文章来源：向日葵儿童 作者：向日葵儿童 时间：2018-10-09
Question: If there is a postoperative residual tumor, could the patient live with the tumor?( For example, if there is a residual tumor in the spinal canal that not be operated, is the hope big for living with the tumor?)
Answer: Yes. Especially if the tumor is localized and has favorable biological features.
Question: Between the proton radiotherapy and other kind of radiotherapiy, which one is more suitable for neuroblastoma patients at present? What are their respective advantages and disadvantages?
Answer: There is no proven advantage at this time to proton beam radiotherapy versus more conventional IMRT.
Question: In the international is there any stage IV case that is cured by allotransplantation? What’s the difference between autotransplantation and allotransplantation and what’re their respective advantages?
Answer: All of the large Phase 3 Children’s Oncology Group trials have tested the efficacy or autotransplantion for children with high-risk neuroblastoma in the upfront setting. The stem cells are harvested form the patient after 2-3 cycles of induction chemotherapy and then re-infused at time of myeloablative autotransplantation to rescue the body from the effects of the lethal doses of chemotherapy.
Allo-transplantation (using a donor that is not “self”) has been tested mostly in the setting of relapse- there is very limited experience using this approach and many more side effects can be expected.
Question: What is the latest treatment for the children whose neuroblastoma stage IV have already showed recurrence? How is the effect of the treatment? How much is the cure rate (5-year survival rate) after recurrence?

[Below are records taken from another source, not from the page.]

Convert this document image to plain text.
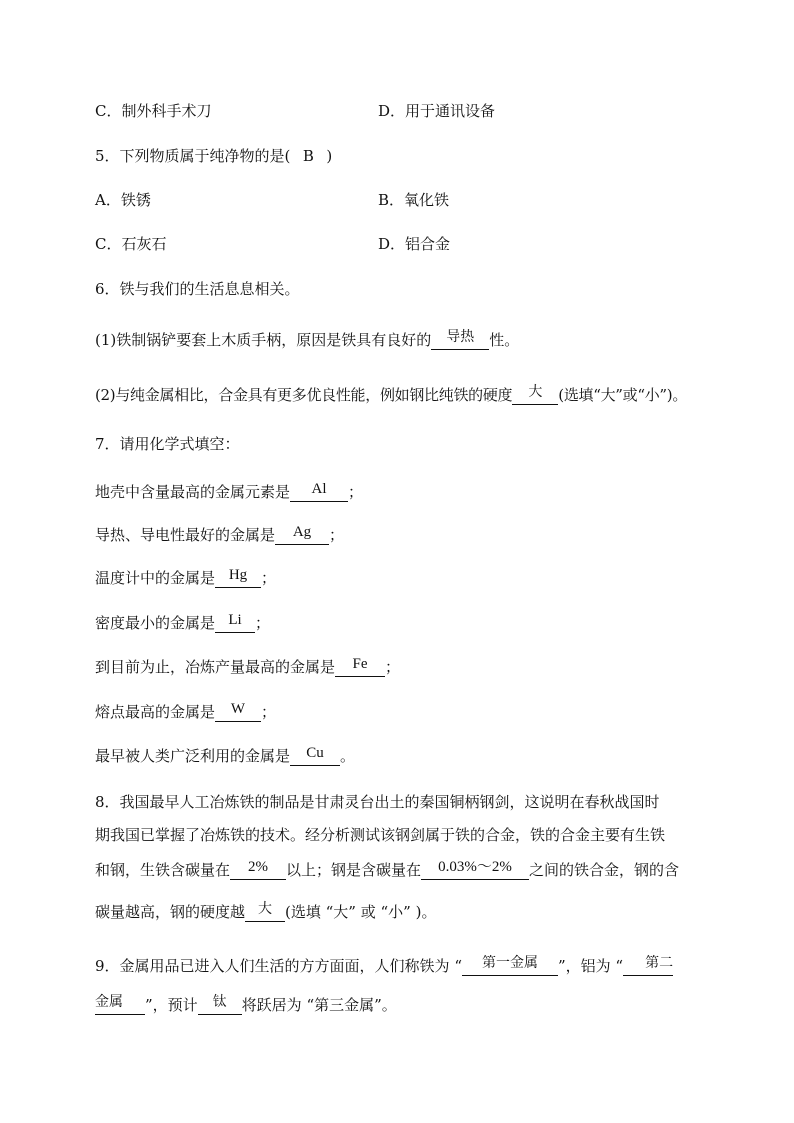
C．制外科手术刀	D．用于通讯设备
5．下列物质属于纯净物的是( B )
A．铁锈	B．氧化铁
C．石灰石	D．铝合金
6．铁与我们的生活息息相关。
(1)铁制锅铲要套上木质手柄，原因是铁具有良好的 导热 性。
(2)与纯金属相比，合金具有更多优良性能，例如钢比纯铁的硬度 大 (选填“大”或“小”)。
7．请用化学式填空：
地壳中含量最高的金属元素是 Al ；
导热、导电性最好的金属是 Ag ；
温度计中的金属是 Hg ；
密度最小的金属是 Li ；
到目前为止，冶炼产量最高的金属是 Fe ；
熔点最高的金属是 W ；
最早被人类广泛利用的金属是 Cu 。
8．我国最早人工冶炼铁的制品是甘肃灵台出土的秦国铜柄钢剑，这说明在春秋战国时
期我国已掌握了冶炼铁的技术。经分析测试该钢剑属于铁的合金，铁的合金主要有生铁
和钢，生铁含碳量在 2% 以上；钢是含碳量在 0.03%～2% 之间的铁合金，钢的含
碳量越高，钢的硬度越 大 (选填 “大” 或 “小” )。
9．金属用品已进入人们生活的方方面面，人们称铁为 “ 第一金属 ”，铝为 “ 第二
金属 ”，预计 钛 将跃居为 “第三金属”。
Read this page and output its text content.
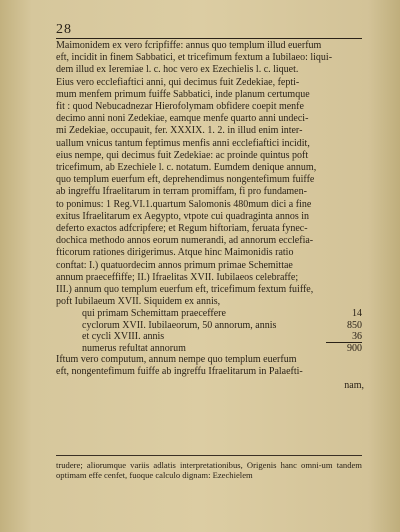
28

Maimonidem ex vero fcripfiffe: annus quo templum illud euerfum

eft, incidit in finem Sabbatici, et tricefimum fextum a Iubilaeo: liqui-

dem illud ex Ieremiae l. c. hoc vero ex Ezechielis l. c. liquet.

Eius vero ecclefiaftici anni, qui decimus fuit Zedekiae, fepti-

mum menfem primum fuiffe Sabbatici, inde planum certumque

fit : quod Nebucadnezar Hierofolymam obfidere coepit menfe

decimo anni noni Zedekiae, eamque menfe quarto anni undeci-

mi Zedekiae, occupauit, fer. XXXIX. 1. 2. in illud enim inter-

uallum vnicus tantum feptimus menfis anni ecclefiaftici incidit,

eius nempe, qui decimus fuit Zedekiae: ac proinde quintus poft

tricefimum, ab Ezechiele l. c. notatum. Eumdem denique annum,

quo templum euerfum eft, deprehendimus nongentefimum fuiffe

ab ingreffu Ifraelitarum in terram promiffam, fi pro fundamen-

to ponimus: 1 Reg.VI.1.quartum Salomonis 480mum dici a fine

exitus Ifraelitarum ex Aegypto, vtpote cui quadraginta annos in

deferto exactos adfcripfere; et Regum hiftoriam, feruata fynec-

dochica methodo annos eorum numerandi, ad annorum ecclefia-

fticorum rationes dirigerimus. Atque hinc Maimonidis ratio

conftat: I.) quatuordecim annos primum primae Schemittae

annum praeceffiffe; II.) Ifraelitas XVII. Iubilaeos celebraffe;

III.) annum quo templum euerfum eft, tricefimum fextum fuiffe,

poft Iubilaeum XVII. Siquidem ex annis,

qui primam Schemittam praeceffere	14
cyclorum XVII. Iubilaeorum, 50 annorum, annis	850
et cycli XVIII. annis	36
numerus refultat annorum	900

Iftum vero computum, annum nempe quo templum euerfum

eft, nongentefimum fuiffe ab ingreffu Ifraelitarum in Palaefti-

nam,
trudere; aliorumque variis adlatis interpretationibus, Origenis hanc omni-um tandem optimam effe cenfet, fuoque calculo dignam: Ezechielem
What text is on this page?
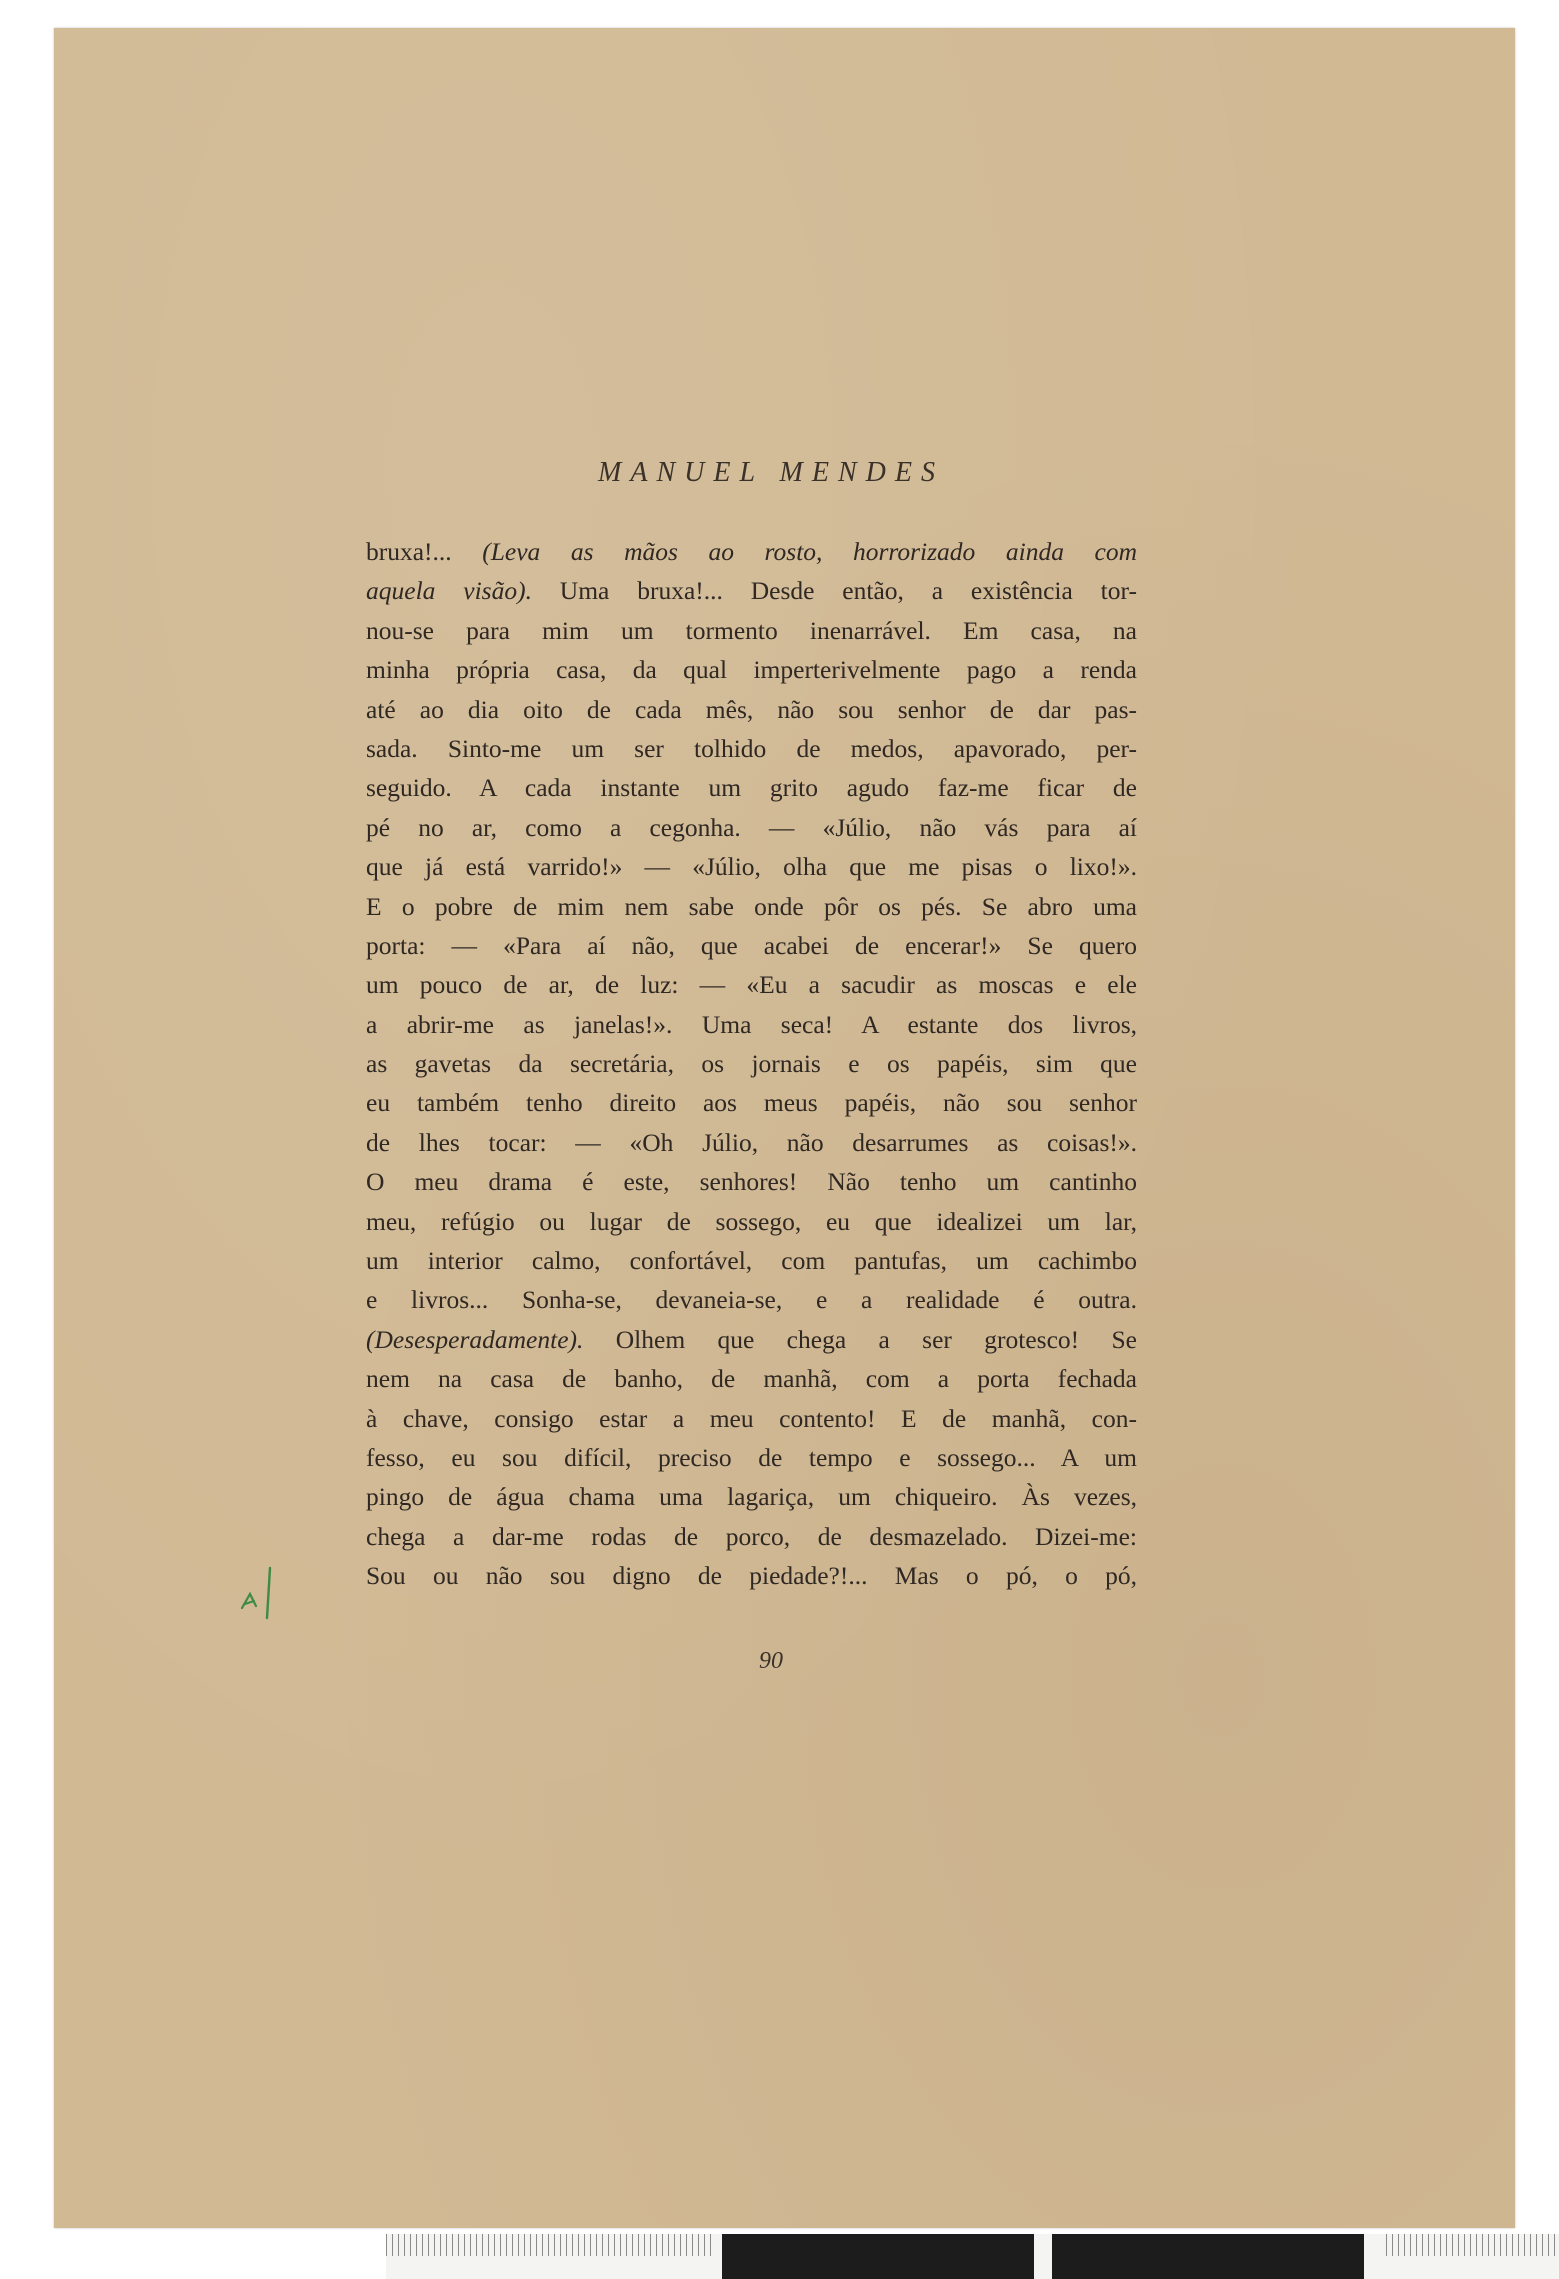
MANUEL MENDES
bruxa!... (Leva as mãos ao rosto, horrorizado ainda com
aquela visão). Uma bruxa!... Desde então, a existência tor-
nou-se para mim um tormento inenarrável. Em casa, na
minha própria casa, da qual imperterivelmente pago a renda
até ao dia oito de cada mês, não sou senhor de dar pas-
sada. Sinto-me um ser tolhido de medos, apavorado, per-
seguido. A cada instante um grito agudo faz-me ficar de
pé no ar, como a cegonha. — «Júlio, não vás para aí
que já está varrido!» — «Júlio, olha que me pisas o lixo!».
E o pobre de mim nem sabe onde pôr os pés. Se abro uma
porta: — «Para aí não, que acabei de encerar!» Se quero
um pouco de ar, de luz: — «Eu a sacudir as moscas e ele
a abrir-me as janelas!». Uma seca! A estante dos livros,
as gavetas da secretária, os jornais e os papéis, sim que
eu também tenho direito aos meus papéis, não sou senhor
de lhes tocar: — «Oh Júlio, não desarrumes as coisas!».
O meu drama é este, senhores! Não tenho um cantinho
meu, refúgio ou lugar de sossego, eu que idealizei um lar,
um interior calmo, confortável, com pantufas, um cachimbo
e livros... Sonha-se, devaneia-se, e a realidade é outra.
(Desesperadamente). Olhem que chega a ser grotesco! Se
nem na casa de banho, de manhã, com a porta fechada
à chave, consigo estar a meu contento! E de manhã, con-
fesso, eu sou difícil, preciso de tempo e sossego... A um
pingo de água chama uma lagariça, um chiqueiro. Às vezes,
chega a dar-me rodas de porco, de desmazelado. Dizei-me:
Sou ou não sou digno de piedade?!... Mas o pó, o pó,
90
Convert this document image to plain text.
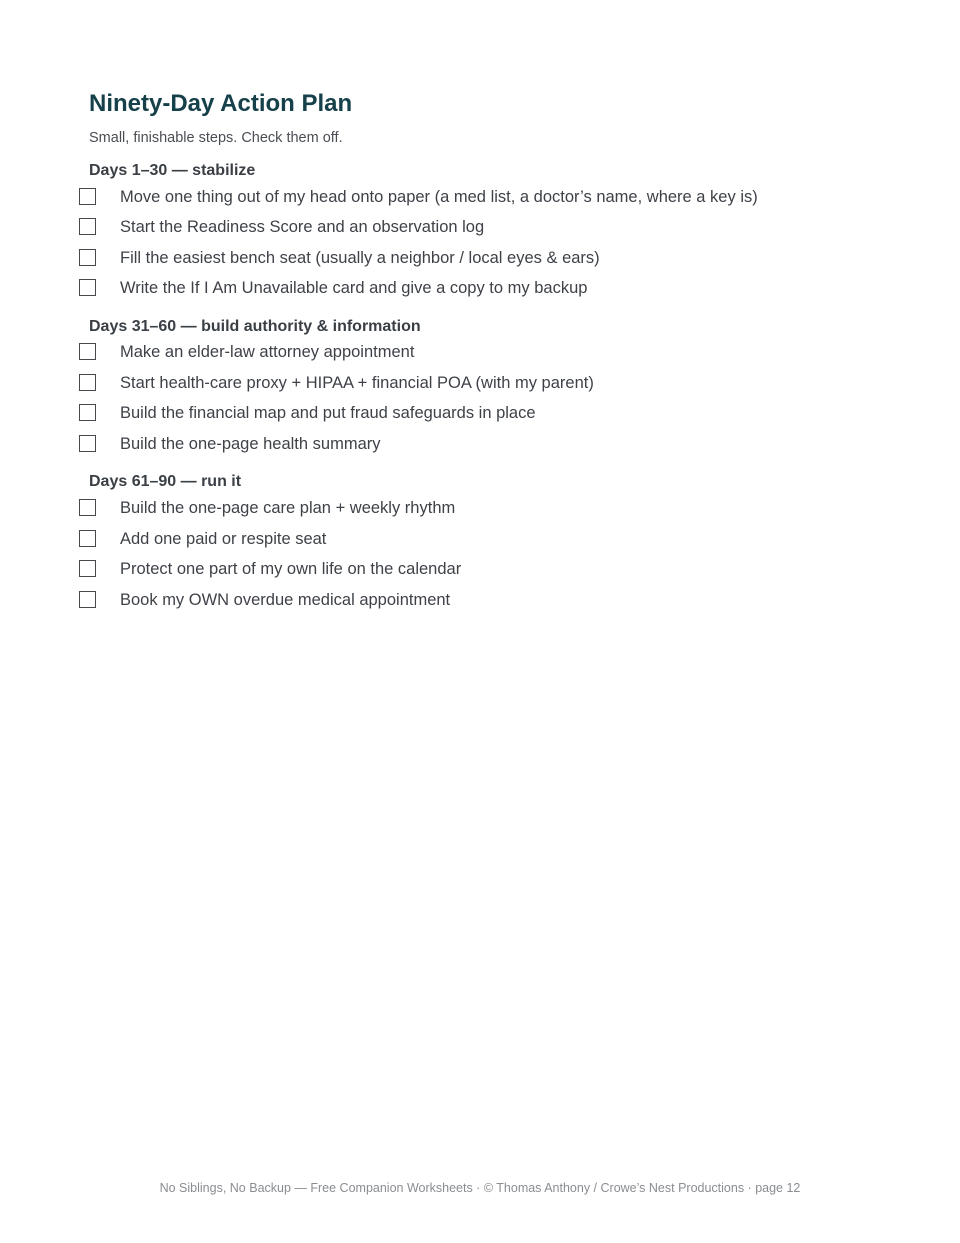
Ninety-Day Action Plan
Small, finishable steps. Check them off.
Days 1–30 — stabilize
Move one thing out of my head onto paper (a med list, a doctor’s name, where a key is)
Start the Readiness Score and an observation log
Fill the easiest bench seat (usually a neighbor / local eyes & ears)
Write the If I Am Unavailable card and give a copy to my backup
Days 31–60 — build authority & information
Make an elder-law attorney appointment
Start health-care proxy + HIPAA + financial POA (with my parent)
Build the financial map and put fraud safeguards in place
Build the one-page health summary
Days 61–90 — run it
Build the one-page care plan + weekly rhythm
Add one paid or respite seat
Protect one part of my own life on the calendar
Book my OWN overdue medical appointment
No Siblings, No Backup — Free Companion Worksheets · © Thomas Anthony / Crowe’s Nest Productions · page 12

Answer: There is no standard treatment for children with high-risk neuroblastoma who suffer a relapse. This needs to be individualized and often depends on the pattern of relapsed and disease burden. Approaches include I131MIBG therapy, targeted investigational therapies, and conventional approaches that utilized chemo/radiation and immunotherapy. There is a significant effort to perform molecular profiling on the tumor at relapse to see if there are targetable mutations in cancer genes for which there may be matched drugs that can be used (an example is crizotinib when there is an ALK mutation).
Question: If the children appear leaky gut and always can't eat or chemotherapy, it takes to several months to cure leaky gut, so whether there are other ways to control tumor progression?
Answer: Even in the setting of a “leaky gut,” chemotherapy should not be delayed in the setting of high-risk neuroblastoma. Every effort should be made to continue chemotherapy and to sue hyperalimentation (IV nutrition) until the gut heals.